Japan Geoscience Union Meeting 2019

Presentation information

[E] Oral

P (Space and Planetary Sciences ) » P-EM Solar-Terrestrial Sciences, Space Electromagnetism & Space Environment

[P-EM11] Dynamics of Magnetosphere and Ionosphere

Thu. May 30, 2019 9:00 AM - 10:30 AM A04 (TOKYO BAY MAKUHARI HALL)

convener:Aoi Nakamizo(Applied Electromagnetic Research Institute, National Institute of Information and Communications Technology), Mitsunori Ozaki(Faculty of Electrical and Computer Engineering, Institute of Science and Engineering, Kanazawa University), Akiko Fujimoto(Kyushu Institute of Technology), Tomoaki Hori(Institute for Space-Earth Environmental Research, Nagoya University), Chairperson:Shin'ya Nakano(情報・システム研究機構 統計数理研究所), Motoharu Nowada(Shandong University)

9:45 AM - 10:00 AM

[PEM11-10] Occurrence Statistics and Driving Mechanisms of Ionospheric ULF Waves Observed by SuperDARN Radars

★Invited Papers

*Xueling Shi1, Joseph B. H. Baker1, John Michael Ruohoniemi1, Dong Lin1, Michael Hartinger1,2 (1.Virginia Tech, 2.Space Science Institute)

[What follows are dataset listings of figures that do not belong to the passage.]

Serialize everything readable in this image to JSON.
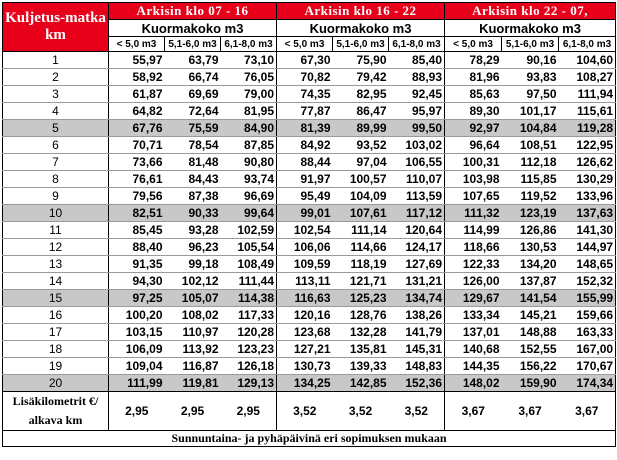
{
  "header": {
    "corner_label": "Kuljetus-matka km",
    "periods": [
      {
        "label": "Arkisin   klo 07 - 16"
      },
      {
        "label": "Arkisin   klo 16 - 22"
      },
      {
        "label": "Arkisin  klo 22 - 07,"
      }
    ],
    "load_label": "Kuormakoko  m3",
    "load_classes": [
      "< 5,0 m3",
      "5,1-6,0 m3",
      "6,1-8,0 m3"
    ]
  },
  "rows": [
    {
      "km": "1",
      "values": [
        "55,97",
        "63,79",
        "73,10",
        "67,30",
        "75,90",
        "85,40",
        "78,29",
        "90,16",
        "104,60"
      ]
    },
    {
      "km": "2",
      "values": [
        "58,92",
        "66,74",
        "76,05",
        "70,82",
        "79,42",
        "88,93",
        "81,96",
        "93,83",
        "108,27"
      ]
    },
    {
      "km": "3",
      "values": [
        "61,87",
        "69,69",
        "79,00",
        "74,35",
        "82,95",
        "92,45",
        "85,63",
        "97,50",
        "111,94"
      ]
    },
    {
      "km": "4",
      "values": [
        "64,82",
        "72,64",
        "81,95",
        "77,87",
        "86,47",
        "95,97",
        "89,30",
        "101,17",
        "115,61"
      ]
    },
    {
      "km": "5",
      "values": [
        "67,76",
        "75,59",
        "84,90",
        "81,39",
        "89,99",
        "99,50",
        "92,97",
        "104,84",
        "119,28"
      ]
    },
    {
      "km": "6",
      "values": [
        "70,71",
        "78,54",
        "87,85",
        "84,92",
        "93,52",
        "103,02",
        "96,64",
        "108,51",
        "122,95"
      ]
    },
    {
      "km": "7",
      "values": [
        "73,66",
        "81,48",
        "90,80",
        "88,44",
        "97,04",
        "106,55",
        "100,31",
        "112,18",
        "126,62"
      ]
    },
    {
      "km": "8",
      "values": [
        "76,61",
        "84,43",
        "93,74",
        "91,97",
        "100,57",
        "110,07",
        "103,98",
        "115,85",
        "130,29"
      ]
    },
    {
      "km": "9",
      "values": [
        "79,56",
        "87,38",
        "96,69",
        "95,49",
        "104,09",
        "113,59",
        "107,65",
        "119,52",
        "133,96"
      ]
    },
    {
      "km": "10",
      "values": [
        "82,51",
        "90,33",
        "99,64",
        "99,01",
        "107,61",
        "117,12",
        "111,32",
        "123,19",
        "137,63"
      ]
    },
    {
      "km": "11",
      "values": [
        "85,45",
        "93,28",
        "102,59",
        "102,54",
        "111,14",
        "120,64",
        "114,99",
        "126,86",
        "141,30"
      ]
    },
    {
      "km": "12",
      "values": [
        "88,40",
        "96,23",
        "105,54",
        "106,06",
        "114,66",
        "124,17",
        "118,66",
        "130,53",
        "144,97"
      ]
    },
    {
      "km": "13",
      "values": [
        "91,35",
        "99,18",
        "108,49",
        "109,59",
        "118,19",
        "127,69",
        "122,33",
        "134,20",
        "148,65"
      ]
    },
    {
      "km": "14",
      "values": [
        "94,30",
        "102,12",
        "111,44",
        "113,11",
        "121,71",
        "131,21",
        "126,00",
        "137,87",
        "152,32"
      ]
    },
    {
      "km": "15",
      "values": [
        "97,25",
        "105,07",
        "114,38",
        "116,63",
        "125,23",
        "134,74",
        "129,67",
        "141,54",
        "155,99"
      ]
    },
    {
      "km": "16",
      "values": [
        "100,20",
        "108,02",
        "117,33",
        "120,16",
        "128,76",
        "138,26",
        "133,34",
        "145,21",
        "159,66"
      ]
    },
    {
      "km": "17",
      "values": [
        "103,15",
        "110,97",
        "120,28",
        "123,68",
        "132,28",
        "141,79",
        "137,01",
        "148,88",
        "163,33"
      ]
    },
    {
      "km": "18",
      "values": [
        "106,09",
        "113,92",
        "123,23",
        "127,21",
        "135,81",
        "145,31",
        "140,68",
        "152,55",
        "167,00"
      ]
    },
    {
      "km": "19",
      "values": [
        "109,04",
        "116,87",
        "126,18",
        "130,73",
        "139,33",
        "148,83",
        "144,35",
        "156,22",
        "170,67"
      ]
    },
    {
      "km": "20",
      "values": [
        "111,99",
        "119,81",
        "129,13",
        "134,25",
        "142,85",
        "152,36",
        "148,02",
        "159,90",
        "174,34"
      ]
    }
  ],
  "extra": {
    "label": "Lisäkilometrit €/ alkava km",
    "values": [
      "2,95",
      "2,95",
      "2,95",
      "3,52",
      "3,52",
      "3,52",
      "3,67",
      "3,67",
      "3,67"
    ]
  },
  "footer": "Sunnuntaina- ja pyhäpäivinä eri sopimuksen mukaan"
}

Keywords:ULF Waves, SuperDARN, Ionosphere

Ultra-low frequency (ULF; 1 mHz - 5 Hz) waves are known to play an important role in the transfer of energy from the solar wind to Earth's magnetosphere and ionosphere. The Super Dual Auroral Radar Network (SuperDARN) is an international network consisting of 35 low-power high frequency coherent scatter radars at middle to polar latitudes that look into Earth's upper atmosphere and ionosphere. In this study, we use Doppler velocity measurements obtained by the SuperDARN radars and coordinated spacecraft observations to investigate the occurrence statistics and driving mechanisms of ionospheric ULF waves. Pc3-5 band (1.7-40.0 mHz) ULF waves were surveyed using high time resolution radar data from 2010 to 2016. Specifically, we have investigated the wave spatial occurrence, frequency characteristics, seasonal factors, and dependence on solar wind and geomagnetic conditions. We note two particular findings: (i) an internal wave-particle interaction source is responsible for Pc4 waves at high latitudes in the duskside ionosphere; and, (ii) a source associated with the magnetotail dynamics during active geomagnetic times is suggested for Pc3-4/Pi2 waves at midlatitudes in the nightside ionosphere. A few interesting ULF wave events will be further analyzed for their driving mechanisms via coordinated observations from spacecraft. Collectively, these research findings provide better constraints on where and when ionospheric ULF waves occur and how they might affect magnetospheric and ionospheric dynamics.